Now that most taxi drivers use satnavs, should ‘the Knowledge’ be abolished? Shouldn’t we ditch the requirement that all London black cab drivers spend several years acquiring an insanely detailed knowledge of London before obtaining a badge?

In cabbie folklore, the model for the Knowledge was first suggested by Prince Albert. True or not, there is something German about the notion that every tradesman should have a qualification. And the test is teutonically stringent: more than 70 per cent of applicants fail or drop out. It demands that the prospective driver memorise 25,000 streets and 20,000 landmarks within six miles of -Charing Cross.

Now, useful as it once was, many people feel the Knowledge has been made superfluous by the arrival of cheap satellite navigation devices. I thought this. Conventional economic thinking, obsessed with ‘market efficiency’, would argue that the Knowledge is a ‘barrier to entry’ erected to maintain the scarcity of cab drivers, rather like a medieval guild. But as some people have begun to realise, markets need trust before they can be efficient. Medieval guilds existed for this reason. Trust is always more difficult in cities because of the anonymity they afford. Guilds offset this problem. If it is costly and time–consuming to join a guild, the only people who enter a trade are those with a serious commitment to a craft. And guilds are self-policing; the up-front cost of being admitted adds to the fear of being ejected. Could you really trust cabbies as you do now if they had gained their licences through attending three or four evening classes and shelling out for a second-hand TomTom?


Reciprocation, reputation and pre-commitment are the three big mechanisms which add to trust. You can use a small local firm which needs your loyalty. You can use someone larger with a brand reputation. Or you can trust someone who has made a big investment in getting a badge, and stands to lose everything if caught -cheating.

If you don’t believe this, go to Athens. Foreign passengers are on average taken on a route 10 per cent longer than Athenian passengers. Try Seville, where I was menaced to pay an imaginary €20 ‘suplemento aeropuerto’. Or Rome, where a colleague of mine was mugged by his taxi driver (he had admittedly made the mistake of being German, a nationality widely known for carrying egregiously large amounts of cash; one reason I suspect Germans are averse to bailing out southern Europe is that most of them have already been robbed there).

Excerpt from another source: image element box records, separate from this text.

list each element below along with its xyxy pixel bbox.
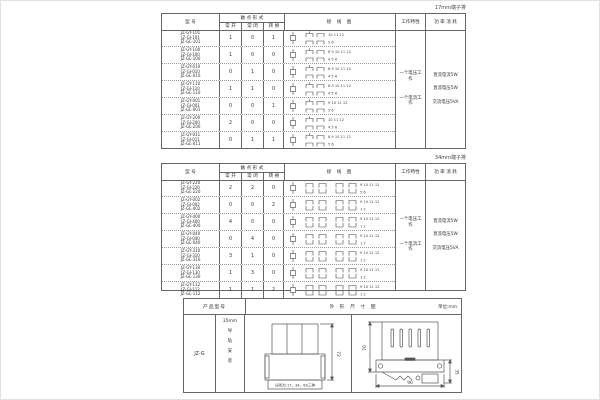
svg-text:9 10 11 12: 9 10 11 12 xyxy=(360,217,379,221)
model-number: JZ-GL-101 xyxy=(181,40,201,45)
rail-hook-box xyxy=(422,374,438,383)
normally-closed-count: 1 xyxy=(242,282,264,298)
power-note-dc-voltage: 直流电压5W xyxy=(427,232,465,237)
svg-text:8 9 10 11 12: 8 9 10 11 12 xyxy=(328,84,351,88)
model-number: JZ-GL-002 xyxy=(181,207,201,212)
svg-text:1 2: 1 2 xyxy=(360,208,366,212)
normally-open-count: 4 xyxy=(220,214,242,230)
col-header-changeover: 转 换 xyxy=(264,23,284,31)
wiring-diagram-cell: 9 10 11 121 2 xyxy=(284,282,395,298)
svg-text:8 9 10 11 12: 8 9 10 11 12 xyxy=(328,67,351,71)
wiring-diagram-svg: 8 9 10 11 124 5 6 xyxy=(286,64,394,80)
table-row: JZ-GY-310JZ-GJ-310JZ-GL-3103109 10 11 12… xyxy=(162,247,395,264)
col-header-model: 型 号 xyxy=(162,14,220,30)
svg-text:5 6: 5 6 xyxy=(328,41,334,45)
svg-text:1 2: 1 2 xyxy=(360,259,366,263)
changeover-count: 0 xyxy=(264,231,284,247)
table-row: JZ-GY-100JZ-GJ-100JZ-GL-1001008 9 10 11 … xyxy=(162,46,395,63)
side-depth-dim-label: 90 xyxy=(407,380,413,386)
power-note-dc-voltage: 直流电压5W xyxy=(427,86,465,91)
model-cell: JZ-GY-001JZ-GJ-001JZ-GL-001 xyxy=(162,98,220,114)
mounting-type-cell: 35mm导轨安装 xyxy=(216,315,245,393)
table-row: JZ-GY-220JZ-GJ-220JZ-GL-2202209 10 11 12… xyxy=(162,180,395,196)
col-header-changeover: 转 换 xyxy=(264,173,284,181)
wiring-diagram-cell: 9 10 11 121 2 xyxy=(284,248,395,264)
side-view-drawing: 70 90 35 xyxy=(352,315,461,393)
changeover-count: 0 xyxy=(264,214,284,230)
model-number: JZ-GL-100 xyxy=(181,57,201,62)
table-header: 型 号 触 点 形 式 常 开 常 闭 转 换 接 线 图 工作特性 功 率 消… xyxy=(162,164,465,181)
col-header-work-characteristic: 工作特性 xyxy=(396,164,426,180)
normally-closed-count: 1 xyxy=(242,248,264,264)
table-row: JZ-GY-400JZ-GJ-400JZ-GL-4004009 10 11 12… xyxy=(162,213,395,230)
normally-closed-count: 0 xyxy=(242,98,264,114)
model-number: JZ-GL-220 xyxy=(181,190,201,195)
table-body: JZ-GY-220JZ-GJ-220JZ-GL-2202209 10 11 12… xyxy=(162,180,395,290)
normally-open-count: 0 xyxy=(220,64,242,80)
power-consumption-cell: 直流电流5W 直流电压5W 交流电压5VA xyxy=(425,180,465,290)
normally-closed-count: 0 xyxy=(242,115,264,131)
svg-text:9 10 11 12: 9 10 11 12 xyxy=(360,285,379,289)
model-number: JZ-GL-001 xyxy=(181,108,201,113)
normally-open-count: 0 xyxy=(220,98,242,114)
col-header-contact-form: 触 点 形 式 xyxy=(220,14,284,23)
model-number: JZ-GL-040 xyxy=(181,241,201,246)
model-number: JZ-GL-400 xyxy=(181,224,201,229)
changeover-count: 0 xyxy=(264,81,284,97)
wiring-diagram-svg: 8 9 10 11 125 6 xyxy=(286,132,394,148)
normally-closed-count: 2 xyxy=(242,180,264,196)
wiring-diagram-cell: 8 9 10 11 124 5 6 xyxy=(284,81,395,97)
wiring-diagram-cell: 10 11 124 5 6 xyxy=(284,115,395,131)
wiring-diagram-svg: 9 10 11 121 2 xyxy=(286,214,394,230)
work-characteristic-cell: 一个电压工作 一个电流工作 xyxy=(395,30,425,148)
side-rail-dim-label: 35 xyxy=(455,369,460,375)
wiring-diagram-svg: 9 10 11 121 2 xyxy=(286,248,394,264)
model-number: JZ-GL-130 xyxy=(181,275,201,280)
model-cell: JZ-GY-310JZ-GJ-310JZ-GL-310 xyxy=(162,248,220,264)
model-cell: JZ-GY-110JZ-GJ-110JZ-GL-110 xyxy=(162,81,220,97)
model-cell: JZ-GY-040JZ-GJ-040JZ-GL-040 xyxy=(162,231,220,247)
svg-text:9 10 11 12: 9 10 11 12 xyxy=(360,200,379,204)
normally-closed-count: 0 xyxy=(242,47,264,63)
model-number: JZ-GL-310 xyxy=(181,258,201,263)
changeover-count: 0 xyxy=(264,248,284,264)
wiring-diagram-cell: 9 10 11 121 2 xyxy=(284,197,395,213)
svg-text:9 10 11 12: 9 10 11 12 xyxy=(360,183,379,187)
col-header-product-model: 产品型号 xyxy=(184,299,246,314)
spec-table-34mm: 型 号 触 点 形 式 常 开 常 闭 转 换 接 线 图 工作特性 功 率 消… xyxy=(161,163,466,291)
table-body: JZ-GY-101JZ-GJ-101JZ-GL-10110110 11 125 … xyxy=(162,30,395,148)
wiring-diagram-svg: 10 11 124 5 6 xyxy=(286,115,394,131)
power-consumption-cell: 直流电流5W 直流电压5W 交流电压5VA xyxy=(425,30,465,148)
dimension-table-header: 产品型号 外 形 尺 寸 图 单位:mm xyxy=(184,299,461,315)
table-row: JZ-GY-010JZ-GJ-010JZ-GL-0100108 9 10 11 … xyxy=(162,63,395,80)
changeover-count: 0 xyxy=(264,265,284,281)
dimension-table: 产品型号 外 形 尺 寸 图 单位:mm JZ-G 35mm导轨安装 xyxy=(183,298,462,393)
col-header-normally-closed: 常 闭 xyxy=(242,23,264,31)
power-note-ac-voltage: 交流电压5VA xyxy=(427,246,465,251)
changeover-count: 0 xyxy=(264,64,284,80)
table-row: JZ-GY-040JZ-GJ-040JZ-GL-0400409 10 11 12… xyxy=(162,230,395,247)
normally-open-count: 1 xyxy=(220,30,242,46)
outline-drawing-title: 外 形 尺 寸 图 xyxy=(329,303,377,310)
svg-text:5 6: 5 6 xyxy=(328,143,334,147)
mount-size-label: 35mm xyxy=(223,319,237,325)
table-row: JZ-GY-002JZ-GJ-002JZ-GL-0020029 10 11 12… xyxy=(162,196,395,213)
dimension-table-body: JZ-G 35mm导轨安装 xyxy=(184,315,461,393)
unit-label: 单位:mm xyxy=(438,304,457,310)
model-number: JZ-GL-011 xyxy=(181,142,201,147)
svg-text:4 5 6: 4 5 6 xyxy=(328,58,338,62)
normally-closed-count: 1 xyxy=(242,81,264,97)
svg-text:1 2: 1 2 xyxy=(360,242,366,246)
side-height-dim-label: 70 xyxy=(362,345,368,351)
normally-open-count: 0 xyxy=(220,132,242,148)
work-note-voltage: 一个电压工作 xyxy=(399,217,423,228)
normally-open-count: 1 xyxy=(220,265,242,281)
mount-vertical-char: 导 xyxy=(228,329,232,335)
col-header-wiring-diagram: 接 线 图 xyxy=(285,164,396,180)
wiring-diagram-svg: 10 11 125 6 xyxy=(286,30,394,46)
svg-text:8 9 10 11 12: 8 9 10 11 12 xyxy=(328,135,351,139)
work-characteristic-cell: 一个电压工作 一个电流工作 xyxy=(395,180,425,290)
table-row: JZ-GY-001JZ-GJ-001JZ-GL-0010019 10 11 12… xyxy=(162,97,395,114)
col-header-normally-open: 常 开 xyxy=(220,23,242,31)
datasheet-page: 17mm端子排 型 号 触 点 形 式 常 开 常 闭 转 换 接 线 图 工作… xyxy=(0,0,600,400)
model-cell: JZ-GY-002JZ-GJ-002JZ-GL-002 xyxy=(162,197,220,213)
svg-text:10 11 12: 10 11 12 xyxy=(328,33,344,37)
svg-text:4 5 6: 4 5 6 xyxy=(328,92,338,96)
wiring-diagram-cell: 8 9 10 11 124 5 6 xyxy=(284,47,395,63)
normally-closed-count: 1 xyxy=(242,132,264,148)
wiring-diagram-cell: 9 10 11 121 2 xyxy=(284,265,395,281)
changeover-count: 1 xyxy=(264,98,284,114)
normally-open-count: 2 xyxy=(220,115,242,131)
model-number: JZ-GL-010 xyxy=(181,74,201,79)
normally-closed-count: 3 xyxy=(242,265,264,281)
wiring-diagram-cell: 10 11 125 6 xyxy=(284,30,395,46)
changeover-count: 0 xyxy=(264,115,284,131)
wiring-diagram-cell: 9 10 11 121 2 xyxy=(284,231,395,247)
wiring-diagram-svg: 9 10 11 121 2 xyxy=(286,265,394,281)
svg-text:4 5 6: 4 5 6 xyxy=(328,126,338,130)
wiring-diagram-svg: 9 10 11 125 6 xyxy=(286,98,394,114)
svg-text:1 2: 1 2 xyxy=(360,225,366,229)
model-cell: JZ-GY-011JZ-GJ-011JZ-GL-011 xyxy=(162,132,220,148)
latch-squiggle xyxy=(382,372,412,380)
wiring-diagram-cell: 8 9 10 11 125 6 xyxy=(284,132,395,148)
model-cell: JZ-GY-010JZ-GJ-010JZ-GL-010 xyxy=(162,64,220,80)
table-row: JZ-GY-101JZ-GJ-101JZ-GL-10110110 11 125 … xyxy=(162,30,395,46)
model-cell: JZ-GY-101JZ-GJ-101JZ-GL-101 xyxy=(162,30,220,46)
changeover-count: 1 xyxy=(264,30,284,46)
terminal-strip-label-34mm: 34mm端子排 xyxy=(386,154,466,161)
table-header: 型 号 触 点 形 式 常 开 常 闭 转 换 接 线 图 工作特性 功 率 消… xyxy=(162,14,465,31)
product-model-cell: JZ-G xyxy=(184,315,216,393)
table-row: JZ-GY-130JZ-GJ-130JZ-GL-1301309 10 11 12… xyxy=(162,264,395,281)
model-cell: JZ-GY-112JZ-GJ-112JZ-GL-112 xyxy=(162,282,220,298)
power-note-ac-voltage: 交流电压5VA xyxy=(427,100,465,105)
col-header-power-consumption: 功 率 消 耗 xyxy=(426,164,465,180)
svg-text:4 5 6: 4 5 6 xyxy=(328,75,338,79)
changeover-count: 0 xyxy=(264,47,284,63)
normally-open-count: 3 xyxy=(220,248,242,264)
mount-vertical-char: 安 xyxy=(228,349,232,355)
changeover-count: 1 xyxy=(264,132,284,148)
table-row: JZ-GY-112JZ-GJ-112JZ-GL-1121129 10 11 12… xyxy=(162,281,395,298)
normally-closed-count: 4 xyxy=(242,231,264,247)
col-group-contact-form: 触 点 形 式 常 开 常 闭 转 换 xyxy=(220,14,285,30)
normally-closed-count: 0 xyxy=(242,214,264,230)
normally-closed-count: 0 xyxy=(242,197,264,213)
svg-text:1 2: 1 2 xyxy=(360,276,366,280)
wiring-diagram-cell: 8 9 10 11 124 5 6 xyxy=(284,64,395,80)
normally-closed-count: 1 xyxy=(242,64,264,80)
mount-vertical-char: 装 xyxy=(228,359,232,365)
wiring-diagram-svg: 9 10 11 121 2 xyxy=(286,231,394,247)
din-rail-clamp xyxy=(376,360,444,372)
changeover-count: 2 xyxy=(264,197,284,213)
wiring-diagram-svg: 8 9 10 11 124 5 6 xyxy=(286,47,394,63)
mount-vertical-char: 轨 xyxy=(228,339,232,345)
col-header-outline-drawing: 外 形 尺 寸 图 单位:mm xyxy=(246,299,461,314)
col-header-contact-form: 触 点 形 式 xyxy=(220,164,284,173)
model-cell: JZ-GY-220JZ-GJ-220JZ-GL-220 xyxy=(162,180,220,196)
svg-text:9 10 11 12: 9 10 11 12 xyxy=(360,268,379,272)
changeover-count: 2 xyxy=(264,282,284,298)
terminal-strip-label-17mm: 17mm端子排 xyxy=(386,4,466,11)
svg-text:5 6: 5 6 xyxy=(360,191,366,195)
normally-open-count: 1 xyxy=(220,47,242,63)
svg-text:1 2: 1 2 xyxy=(360,293,366,297)
col-header-power-consumption: 功 率 消 耗 xyxy=(426,14,465,30)
svg-text:9 10 11 12: 9 10 11 12 xyxy=(360,251,379,255)
work-note-current: 一个电流工作 xyxy=(399,242,423,253)
normally-open-count: 0 xyxy=(220,197,242,213)
wiring-diagram-cell: 9 10 11 125 6 xyxy=(284,180,395,196)
model-cell: JZ-GY-400JZ-GJ-400JZ-GL-400 xyxy=(162,214,220,230)
wiring-diagram-svg: 9 10 11 121 2 xyxy=(286,282,394,298)
wiring-diagram-cell: 9 10 11 121 2 xyxy=(284,214,395,230)
wiring-diagram-svg: 9 10 11 121 2 xyxy=(286,197,394,213)
col-header-wiring-diagram: 接 线 图 xyxy=(285,14,396,30)
svg-text:10 11 12: 10 11 12 xyxy=(328,118,344,122)
wiring-diagram-cell: 9 10 11 125 6 xyxy=(284,98,395,114)
col-group-contact-form: 触 点 形 式 常 开 常 闭 转 换 xyxy=(220,164,285,180)
svg-text:5 6: 5 6 xyxy=(328,109,334,113)
normally-open-count: 1 xyxy=(220,282,242,298)
work-note-voltage: 一个电压工作 xyxy=(399,71,423,82)
table-row: JZ-GY-011JZ-GJ-011JZ-GL-0110118 9 10 11 … xyxy=(162,131,395,148)
model-number: JZ-GL-110 xyxy=(181,91,201,96)
front-view-drawing: 72 分别为:17、34、60三种 xyxy=(245,315,352,393)
model-number: JZ-GL-112 xyxy=(181,292,201,297)
spec-table-17mm: 型 号 触 点 形 式 常 开 常 闭 转 换 接 线 图 工作特性 功 率 消… xyxy=(161,13,466,149)
normally-open-count: 2 xyxy=(220,180,242,196)
normally-open-count: 1 xyxy=(220,81,242,97)
model-number: JZ-GL-200 xyxy=(181,125,201,130)
power-note-dc-current: 直流电流5W xyxy=(427,219,465,224)
wiring-diagram-svg: 9 10 11 125 6 xyxy=(286,180,394,196)
normally-closed-count: 0 xyxy=(242,30,264,46)
front-base-box xyxy=(265,354,325,380)
model-cell: JZ-GY-100JZ-GJ-100JZ-GL-100 xyxy=(162,47,220,63)
wiring-diagram-svg: 8 9 10 11 124 5 6 xyxy=(286,81,394,97)
front-height-dim-label: 72 xyxy=(335,351,341,357)
col-header-normally-closed: 常 闭 xyxy=(242,173,264,181)
normally-open-count: 0 xyxy=(220,231,242,247)
front-upper-box xyxy=(272,324,318,354)
changeover-count: 0 xyxy=(264,180,284,196)
col-header-normally-open: 常 开 xyxy=(220,173,242,181)
model-cell: JZ-GY-130JZ-GJ-130JZ-GL-130 xyxy=(162,265,220,281)
work-note-current: 一个电流工作 xyxy=(399,96,423,107)
front-caption: 分别为:17、34、60三种 xyxy=(274,383,314,388)
svg-text:9 10 11 12: 9 10 11 12 xyxy=(360,234,379,238)
power-note-dc-current: 直流电流5W xyxy=(427,73,465,78)
table-row: JZ-GY-200JZ-GJ-200JZ-GL-20020010 11 124 … xyxy=(162,114,395,131)
svg-text:8 9 10 11 12: 8 9 10 11 12 xyxy=(328,50,351,54)
svg-text:9 10 11 12: 9 10 11 12 xyxy=(328,101,347,105)
model-cell: JZ-GY-200JZ-GJ-200JZ-GL-200 xyxy=(162,115,220,131)
col-header-work-characteristic: 工作特性 xyxy=(396,14,426,30)
table-row: JZ-GY-110JZ-GJ-110JZ-GL-1101108 9 10 11 … xyxy=(162,80,395,97)
col-header-model: 型 号 xyxy=(162,164,220,180)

The Knowledge may have a value which outweighs its ‘inefficiencies’. One of the mistakes made by conservatism over the past 30 years is that it has become too much in thrall to rabid free-market economists, with their naive model of ‘an efficient market in equilibrium’. A proper conservative should ask, before excising some supposed inefficiency (the Knowledge, the monarchy or the human appendix) whether its removal may damage some valuable mechanism not easily understood by first-order thinking. Asking an economist to explain the workings of human society is like trying to understand human sexuality by consulting an expert on hydraulics.

A new and interesting breed of economics has arisen which draws inspiration from evolutionary thinking rather than from simple maths. Two good places to start in understanding this field would be Matt Ridley (The Origins of Virtue) or Paul Seabright (The Company of Strangers).

A fairly simple definition of conservatism would be as follows. If it comes to a showdown between reason and instinct, you bet on instinct. And if it comes to a showdown between maths and biology, you bet on biology.